Et finalement en parler pour mes collègues, jeunes et moins jeunes, qui chaque jour se battent pour enseigner et faire avancer la recherche, dans un métier particulièrement touché par les troubles psychiatriques. Nous évoluons dans un contexte de travail toxique, fait de passion, d’abnégation et de dépassement de soi permanent, dans lequel personne n’en fera jamais assez et qui pousse à toutes les pressions et tous les surmenages. J’assiste de plus en plus dans mon entourage professionnel à la descente et aux désillusions de collègues qui ont tout donné pendant des années et doivent progressivement affronter qui l’enlisement, qui l’absence de postes, qui la précarité prolongée, qui le manque de perspectives, et assistent impuissant.e.s au démantèlement de tout ce qui nous rendaient fièr.e.s de ce métier.

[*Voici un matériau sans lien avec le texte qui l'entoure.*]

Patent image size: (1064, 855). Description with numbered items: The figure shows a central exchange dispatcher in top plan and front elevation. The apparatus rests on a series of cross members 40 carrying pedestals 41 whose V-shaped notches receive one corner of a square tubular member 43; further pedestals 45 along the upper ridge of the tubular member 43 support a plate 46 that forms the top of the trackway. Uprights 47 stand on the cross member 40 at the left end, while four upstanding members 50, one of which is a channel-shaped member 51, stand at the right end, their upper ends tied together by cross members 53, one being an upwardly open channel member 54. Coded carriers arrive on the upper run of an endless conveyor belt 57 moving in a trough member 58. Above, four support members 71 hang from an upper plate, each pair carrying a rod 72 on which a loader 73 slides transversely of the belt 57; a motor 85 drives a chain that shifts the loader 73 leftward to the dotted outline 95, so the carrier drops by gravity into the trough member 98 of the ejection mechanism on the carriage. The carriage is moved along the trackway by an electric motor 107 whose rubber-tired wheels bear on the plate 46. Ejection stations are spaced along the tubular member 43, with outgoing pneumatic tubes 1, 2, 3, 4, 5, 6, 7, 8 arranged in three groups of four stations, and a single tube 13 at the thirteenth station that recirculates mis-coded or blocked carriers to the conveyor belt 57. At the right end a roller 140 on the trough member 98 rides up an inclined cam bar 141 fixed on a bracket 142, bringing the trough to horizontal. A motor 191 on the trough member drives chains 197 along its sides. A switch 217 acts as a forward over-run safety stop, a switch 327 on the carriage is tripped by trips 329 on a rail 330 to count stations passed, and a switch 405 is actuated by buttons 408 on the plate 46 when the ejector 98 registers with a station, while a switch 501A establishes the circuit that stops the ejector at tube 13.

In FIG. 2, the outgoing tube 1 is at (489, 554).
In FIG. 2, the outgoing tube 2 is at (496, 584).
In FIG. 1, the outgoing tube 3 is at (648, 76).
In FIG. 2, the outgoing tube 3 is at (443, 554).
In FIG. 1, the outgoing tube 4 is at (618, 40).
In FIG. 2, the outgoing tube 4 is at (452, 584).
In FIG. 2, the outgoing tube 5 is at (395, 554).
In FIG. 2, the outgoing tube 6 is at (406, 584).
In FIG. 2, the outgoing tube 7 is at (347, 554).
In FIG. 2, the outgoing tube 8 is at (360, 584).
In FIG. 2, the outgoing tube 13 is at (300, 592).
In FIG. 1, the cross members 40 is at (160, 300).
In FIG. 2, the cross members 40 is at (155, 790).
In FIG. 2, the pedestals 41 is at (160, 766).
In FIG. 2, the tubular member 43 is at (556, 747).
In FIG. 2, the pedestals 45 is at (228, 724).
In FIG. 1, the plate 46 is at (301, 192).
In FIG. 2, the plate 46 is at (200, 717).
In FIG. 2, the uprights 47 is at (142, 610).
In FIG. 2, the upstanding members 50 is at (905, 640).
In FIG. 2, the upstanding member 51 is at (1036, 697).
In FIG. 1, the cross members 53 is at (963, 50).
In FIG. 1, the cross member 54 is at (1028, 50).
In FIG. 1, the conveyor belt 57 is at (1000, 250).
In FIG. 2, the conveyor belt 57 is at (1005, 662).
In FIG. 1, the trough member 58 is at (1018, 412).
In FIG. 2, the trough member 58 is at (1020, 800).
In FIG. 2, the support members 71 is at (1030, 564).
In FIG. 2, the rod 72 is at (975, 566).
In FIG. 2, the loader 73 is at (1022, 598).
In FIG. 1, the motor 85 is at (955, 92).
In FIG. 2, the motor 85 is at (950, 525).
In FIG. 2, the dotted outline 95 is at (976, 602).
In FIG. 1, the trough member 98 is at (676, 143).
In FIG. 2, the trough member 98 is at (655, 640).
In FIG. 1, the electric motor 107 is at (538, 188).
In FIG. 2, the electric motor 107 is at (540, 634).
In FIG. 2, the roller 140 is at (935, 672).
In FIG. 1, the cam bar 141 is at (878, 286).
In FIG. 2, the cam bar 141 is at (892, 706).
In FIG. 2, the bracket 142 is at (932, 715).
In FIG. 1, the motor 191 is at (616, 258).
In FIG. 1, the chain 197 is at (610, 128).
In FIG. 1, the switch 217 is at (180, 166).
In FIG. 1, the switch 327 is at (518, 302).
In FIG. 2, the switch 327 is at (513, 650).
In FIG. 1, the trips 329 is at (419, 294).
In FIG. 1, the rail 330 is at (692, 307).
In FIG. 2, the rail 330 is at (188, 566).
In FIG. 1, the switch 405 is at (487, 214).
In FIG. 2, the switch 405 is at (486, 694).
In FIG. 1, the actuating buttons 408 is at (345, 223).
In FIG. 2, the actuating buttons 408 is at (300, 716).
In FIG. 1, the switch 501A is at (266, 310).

C’est en premier lieu à nous qu’il appartient de faire évoluer notre profession pour en déconstruire cet appel à la compétition constante que nous dénonçons pourtant depuis des années. Et aussi, et surtout, de protéger les plus jeunes et plus précaires d’entre nous, qui se retrouvent à évoluer dans un stress et une incertitude de plus en plus oppressants avec le temps. S’il y a au moins une chose que nous pouvons faire à notre niveau, c’est de ne pas devenir nos propres bourreaux.

Et pour le reste, continuer d’avancer, un jour à la fois, un pas à la fois.

Ce blog reprendra peut-être un peu d’activité dans les temps qui viennent. Peut-être.